Can Real Estate Help The UK Create More Unicorns?
“Why is it that the UK is not as good as the U.S. at taking companies and building them up to scale, even thought we have more of the top 100 educational institutions than anywhere else in the world?” Legal & General Investment Management Head of Real Assets mused at Bisnow’s Global Placemaking event. And, he went on to ask, can real estate help change this?
The numbers bear out his hypothesis. The U.S has 156 tech unicorns according to CB Insights, or one for every 2.1 million citizens. With 16 unicorns and a population of 68 million, the UK has one $1B company for every 4.1 million people, in spite of the deep well of what every company is supposed to want: brainy, talented people.
There are cultural and economic reasons, of course. The U.S. capacity for risk and a huge domestic marketplace for new companies are just two factors. Whatever the reason, Hughes and his fellow panellists felt that real estate had a role to play in helping the UK up its unicorn game, and in turn help boost the economy.
“From a placemaking point of view, we have to find a solution that gives smaller companies space and then allows them to grow while staying in the same area,” Hughes said.

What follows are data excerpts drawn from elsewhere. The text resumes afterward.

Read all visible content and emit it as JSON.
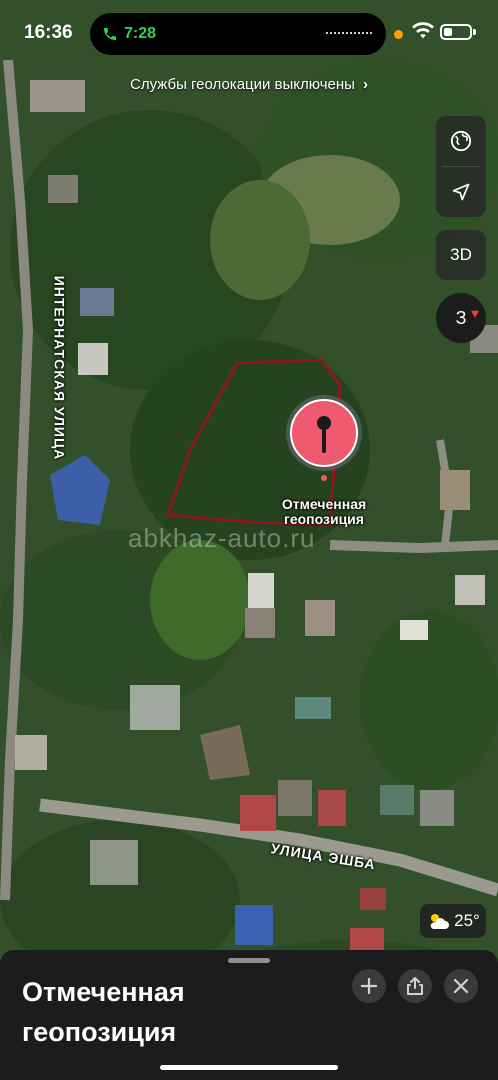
{
  "status_bar": {
    "time": "16:36",
    "call_timer": "7:28",
    "battery_level": 0.35
  },
  "banner": {
    "text": "Службы геолокации выключены",
    "chevron": "chevron-right-icon"
  },
  "controls": {
    "map_mode_icon": "globe-icon",
    "location_icon": "location-arrow-icon",
    "view_3d_label": "3D",
    "compass_label": "З"
  },
  "map": {
    "street_labels": [
      "ИНТЕРНАТСКАЯ УЛИЦА",
      "УЛИЦА ЭШБА"
    ],
    "pin_label": "Отмеченная геопозиция",
    "watermark": "abkhaz-auto.ru"
  },
  "weather": {
    "icon": "partly-cloudy-icon",
    "temperature": "25°"
  },
  "sheet": {
    "title": "Отмеченная геопозиция",
    "buttons": [
      "plus-icon",
      "share-icon",
      "close-icon"
    ]
  },
  "colors": {
    "pin": "#f05a6e",
    "boundary": "#8b1a1a",
    "call_green": "#30d158",
    "indicator_orange": "#ff9f0a"
  }
}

Imperial College is just one of many universities creating campuses where business and academics can work cheek by jowl and be of benefit to each other, but Associate Provost for Academic Planning Nigel Alford said creating the flexibility that allowed companies to grow is difficult.
“We had one company that used our incubator space that grew tenfold, but we had nowhere for them to go,” he said.
Wordsearch London founding partner David Twohig outlined the issue for developers. While the idea of providing cheap and flexible space for small companies to expand into when they scale up is great in theory, it carries an inherent risk. Because what if they don’t?
“Developers struggle to give up space they have fought for at anything other than the highest value,” he said.
He urged them to think creatively about ways to do this. “It can be the lowest-value space on ground floors, and in a significant scheme of say 1M SF, 30K SF is only 3% of your gross development value,” he said.
Hughes said it was up to institutional investors like LGIM to take the lead.
“Long-term capital should be investing in these kind of long-term situations,” he said. “We have the ability to see past those kind of short-term considerations.”